The city stood on the open gray moor, and it had once been large. But its outer structures were long crumbled to ruin, heaps and shards of stone riven by ages of frost, fallen and coveted by the creeping dust. Here and there a squared monolith remained like the last snag in a rotted jaw, dark against the windy sky. It was quiet. Nothing stirred in all the sweeping immensity of hill and moor and ruin and loneliness.
Helena pointed from her seat on Wocha, and a lilt of hope was eager in the tired voice: "See—a ship—ahead there!"
They stared, and someone raised a ragged cheer. Over the black square-built houses of the inner city they could make out the metal nose of a freighter. Takahashi squinted. "It's Denebian, I think," he said. "Looks as if man isn't the only race which has suffered from these scum."
"All right, boys," said Helena. "Let's go in and get it."

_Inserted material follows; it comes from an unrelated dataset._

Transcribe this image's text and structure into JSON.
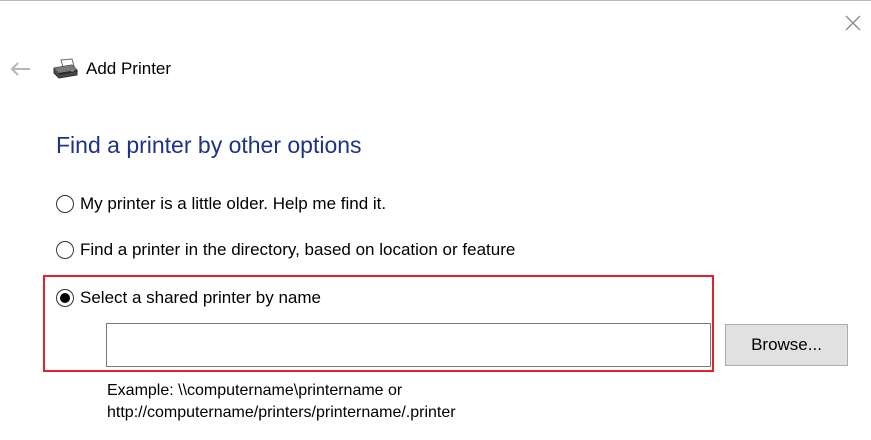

They went down a long empty avenue which ran spear-straight for the center. The porticoed houses gaped with wells of blackness at their passage, looming in cracked and crazily leaning massiveness on either side, throwing back the hollow slam of their boots. Donovan heard the uneasy mutter of voices to his rear: "Don't like this place.... Haunted.... They could be waiting anywhere for us...."
The wind blew a whirl of snow across their path.
Basil. Basil, my dear.
Donovan's head jerked around, and he felt his throat tighten. Nothing. No movement, no sound, emptiness.
Basil, I am calling you. No one else can hear.
Why are you with these creatures, Basil? Why are you marching with the oppressors of your planet? We could free Ansa, Basil, given time to raise our armies. We could sweep the Terrans before us and hound them down the ways of night. And yet you march against us.